The phrase "running amok" might conjure thoughts of a zany Jim Carrey movie or the wacky antics of some comedy troupe, but in actuality, it refers to a very unfunny medical condition.
In an article for the Primary Care Companion to the Journal of Clinical Psychiatry, Dr. Manuel St. Martin explains that today, few people outside of the psychiatric community are aware of the fact that "amok" is a "bona fide, albeit antiquated, psychiatric condition."
While in common usage "running amok" typically refers to an individual causing havoc while acting in an irrational manner, in psychiatry it "describes the homicidal and subsequent suicidal behavior of mentally unstable individuals that results in multiple fatalities and injuries to others," St. Martin says.
One of the author's chief points in the article is to show that although the term "running amok" originated about 200 years ago as an explanation for behavior among some isolated tribe members on remote islands, it has now been observed in societies all over the world. St.
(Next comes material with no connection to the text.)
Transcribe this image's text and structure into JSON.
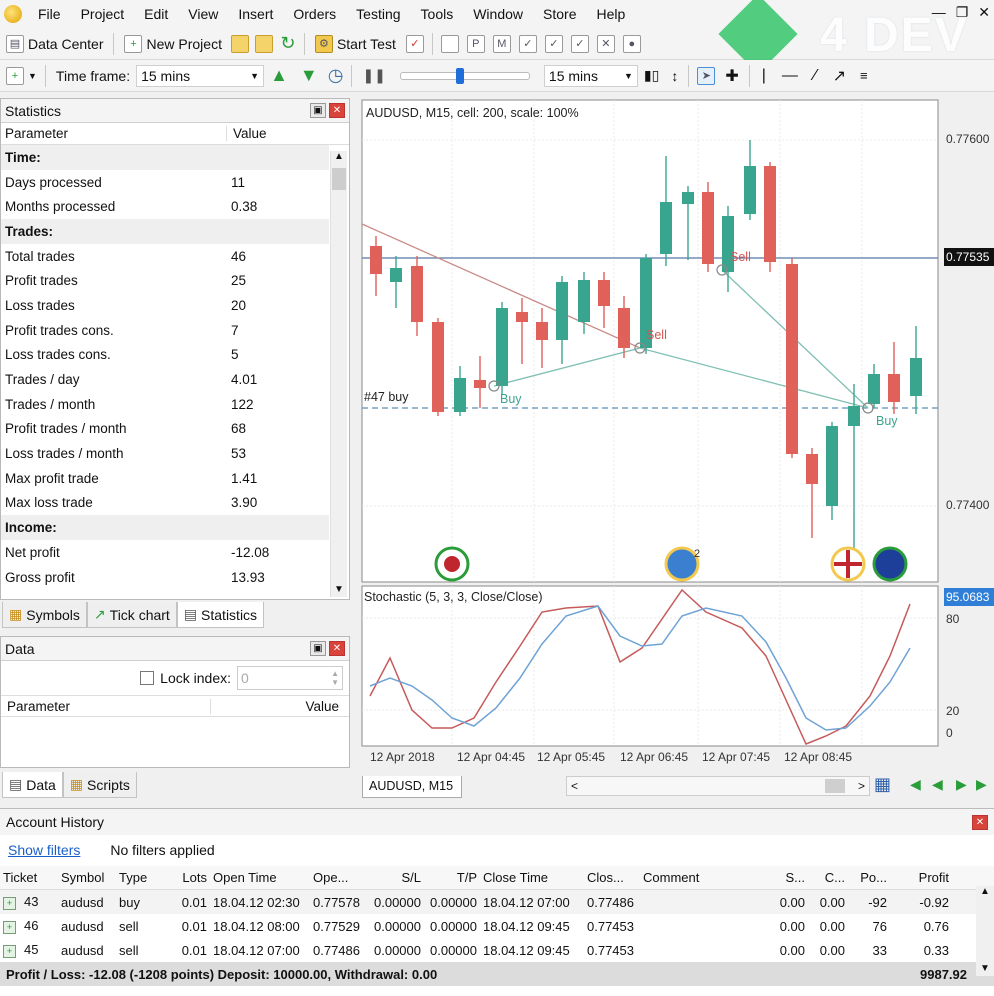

Martin also stresses that even today, little is understood about the people suffering from this condition, nor is much being done in terms of recognition and treatment that could help prevent ensuing violent episodes.
The complex world of psychiatry:
- On average, it takes 10 years to diagnose bipolar disorder because it can occur at different times of life, has symptoms similar to other illnesses, and can come and go for unexplained reasons.
- In the United States alone, at least 16 percent of the population will experience major depressive disorder in their lifetime.
- There are 170 times more psychiatrists in high-income countries than in low-income nations.